Burgkirchen/Alz
„Für die Industrie ist es zehn nach zwölf“

Ernste Lageschilderung beim Nachbarschafts- und Mandatsträgergespräch des Chemieparks Gendorf – Aber auch Chancen

27.04.2024 | Stand 27.04.2024, 11:00 Uhr

Beim „Nachbarschaftsgespräch“ im Bürgerzentrum Burgkirchen (von links): Tilo Rosenberger-Süß, Leiter Kommunikation InfraServ Gendorf, mit den Referenten Dyneon-Standortleiter Stephan Führer, Dr. Christoph von Reden, Geschäftsleiter InfraServ Gendorf, Dr. David Heinze von der Energiewirtschaft InfraServ Gendorf und Dr. Christian Hackl, Geschäftsführer H2-Reallabor Burghausen. − Foto: Gerlitz

Die internationale Wettbewerbsfähigkeit der Industrie im bayerischen Chemie-Dreieck ist untrennbar mit den Energiepreisen verbunden. Genau das legt den Managern die Stirn in Sorgenfalten.

Auf die heimische Industrie warten in den nächsten Jahren enorme Herausforderungen. Und dass diese bewältigt werden können, ist alles andere als selbstverständlich. Diese Sorgen bezüglich der langfristigen Zukunft teilten die Referenten beim Nachbarschafts- und Mandatsträgergespräch des Chemieparks Gendorf am Donnerstagabend im Bürgerzentrum Burgkirchen/Alz. Rund 100 Besucher waren gekommen (Bürgermeister, Kreistags-, Stadt- und Gemeinderatsmitglieder, Behörden- und Vereinsvertreter).

Deutliche Worte fand eingangs Dr. Christoph von Reden, Geschäftsleiter der InfraServ Gendorf: „Willkommen im fünften Jahr der Multi-Krise!“ Noch funktioniere die Wirtschaft, deswegen sei vielen der Ernst der Lage nicht bewusst. Aber wie solle es weitergehen? Aus der Sicht des InfraServ-Geschäftsleiters ist es für die Industrie in Deutschland „nicht fünf vor, sondern zehn nach zwölf“. Folglich müsse die Schönfärberei ein Ende finden.

Welche Auswirkungen die große Politik auf die deutsche Chemie-Industrie hat, verdeutlichte Dr. Christoph von Reden mit folgenden Zahlen: „Umsatz- und Produktionsrückgänge prägen das Bild der Branche. Innerhalb von zwei Jahren nahm die Produktion der chemischen Industrie in Deutschland um rund 20 Prozent ab. Die deutsche Chemie-Industrie ist sehr nervös.“

Auch im Chemiepark Gendorf trafen nach den Worten des InfraServ-Geschäftsleiters die stark gestiegenen Energiepreise die ansässigen Unternehmen hart. Die InfraServ als Standortbetreiber sei der Energiepolitik ausgeliefert. Dr. Christoph von Reden: „Wir haben kein Bundeswirtschaftsministerium, sondern ein Klimaministerium.“

Im Chemiepark Gendorf sei die Produktion um rund 400000 Tonnen gesunken. „Diese Menge ist nicht einfach weg, sondern woanders hingegangen.“ Für von Reden ist der Strompreis entscheidend dafür, dass sich die exportorientierten Unternehmen im Chemiepark Gendorf im weltweiten Wettbewerb behaupten können. Aber: „Wir sind Strompreisweltmeister.“ Gerade im Chemiepark Gendorf werde besonders viel Strom benötigt. Doch der Ausbau der erneuerbaren Energien komme nicht schnell genug voran.

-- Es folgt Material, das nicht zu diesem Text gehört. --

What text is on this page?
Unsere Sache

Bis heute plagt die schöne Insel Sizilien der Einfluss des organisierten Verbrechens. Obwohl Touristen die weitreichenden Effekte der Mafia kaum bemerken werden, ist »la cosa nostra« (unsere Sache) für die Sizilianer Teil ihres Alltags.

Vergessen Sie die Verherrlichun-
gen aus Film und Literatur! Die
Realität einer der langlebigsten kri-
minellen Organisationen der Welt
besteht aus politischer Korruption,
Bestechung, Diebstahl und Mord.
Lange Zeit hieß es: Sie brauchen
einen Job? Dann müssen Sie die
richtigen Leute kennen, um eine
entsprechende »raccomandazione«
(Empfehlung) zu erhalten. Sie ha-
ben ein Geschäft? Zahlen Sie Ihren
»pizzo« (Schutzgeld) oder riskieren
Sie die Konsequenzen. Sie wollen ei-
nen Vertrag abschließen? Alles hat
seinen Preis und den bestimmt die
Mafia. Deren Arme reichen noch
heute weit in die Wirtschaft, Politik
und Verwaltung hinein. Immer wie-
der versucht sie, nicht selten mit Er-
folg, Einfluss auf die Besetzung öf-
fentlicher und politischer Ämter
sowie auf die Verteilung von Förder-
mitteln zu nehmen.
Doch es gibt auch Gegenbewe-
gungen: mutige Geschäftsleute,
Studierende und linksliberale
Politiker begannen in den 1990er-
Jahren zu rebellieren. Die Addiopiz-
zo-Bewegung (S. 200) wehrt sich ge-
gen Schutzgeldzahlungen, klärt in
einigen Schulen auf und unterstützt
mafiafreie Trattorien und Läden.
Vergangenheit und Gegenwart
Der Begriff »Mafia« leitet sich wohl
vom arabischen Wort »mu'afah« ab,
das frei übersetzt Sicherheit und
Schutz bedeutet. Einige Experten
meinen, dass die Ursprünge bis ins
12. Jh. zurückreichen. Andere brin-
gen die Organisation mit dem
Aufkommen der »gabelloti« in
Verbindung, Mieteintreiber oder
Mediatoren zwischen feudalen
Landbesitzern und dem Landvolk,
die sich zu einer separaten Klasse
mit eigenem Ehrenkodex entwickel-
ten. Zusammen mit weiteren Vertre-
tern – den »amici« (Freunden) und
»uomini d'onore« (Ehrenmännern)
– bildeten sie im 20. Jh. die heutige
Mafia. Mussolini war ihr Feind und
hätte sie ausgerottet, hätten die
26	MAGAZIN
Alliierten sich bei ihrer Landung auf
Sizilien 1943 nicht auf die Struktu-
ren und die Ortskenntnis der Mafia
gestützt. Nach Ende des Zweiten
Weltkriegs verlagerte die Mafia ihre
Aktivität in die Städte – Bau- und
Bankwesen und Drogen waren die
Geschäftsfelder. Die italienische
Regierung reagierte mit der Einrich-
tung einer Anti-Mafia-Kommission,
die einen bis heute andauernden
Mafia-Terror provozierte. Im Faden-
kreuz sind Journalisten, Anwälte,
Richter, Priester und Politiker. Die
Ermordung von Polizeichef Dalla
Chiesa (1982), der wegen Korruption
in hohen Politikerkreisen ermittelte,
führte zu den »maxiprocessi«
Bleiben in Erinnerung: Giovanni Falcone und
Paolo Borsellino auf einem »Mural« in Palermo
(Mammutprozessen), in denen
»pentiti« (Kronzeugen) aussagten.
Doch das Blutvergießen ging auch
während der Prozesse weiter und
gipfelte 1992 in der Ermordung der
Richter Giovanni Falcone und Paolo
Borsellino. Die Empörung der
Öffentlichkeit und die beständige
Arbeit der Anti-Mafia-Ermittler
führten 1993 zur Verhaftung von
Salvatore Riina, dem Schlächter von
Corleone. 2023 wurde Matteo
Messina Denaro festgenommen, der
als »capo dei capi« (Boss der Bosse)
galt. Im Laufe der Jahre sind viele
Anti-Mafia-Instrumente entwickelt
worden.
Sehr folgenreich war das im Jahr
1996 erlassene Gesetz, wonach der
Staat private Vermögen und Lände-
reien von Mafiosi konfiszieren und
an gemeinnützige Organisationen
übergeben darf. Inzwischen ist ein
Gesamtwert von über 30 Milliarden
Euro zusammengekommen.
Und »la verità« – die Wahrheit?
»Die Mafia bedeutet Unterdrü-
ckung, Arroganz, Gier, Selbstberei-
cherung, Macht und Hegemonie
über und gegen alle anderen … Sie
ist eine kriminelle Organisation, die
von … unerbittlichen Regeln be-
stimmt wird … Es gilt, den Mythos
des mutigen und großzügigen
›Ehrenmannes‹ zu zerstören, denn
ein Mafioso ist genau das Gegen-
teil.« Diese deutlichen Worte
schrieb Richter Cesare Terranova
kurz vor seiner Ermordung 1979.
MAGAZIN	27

Chancen erkennt von Reden im klimaneutralen Umbau des Chemieparks. Dieser umwälzendsten Veränderung in der über 80-jährigen Geschichte der Gendorfer Chemieindustrie widme sich der Standortbetreiber mit großem Engagement. Wenn dies gelinge, habe Gendorf als Standort für innovative Chemieproduktion auch langfristig eine Zukunft.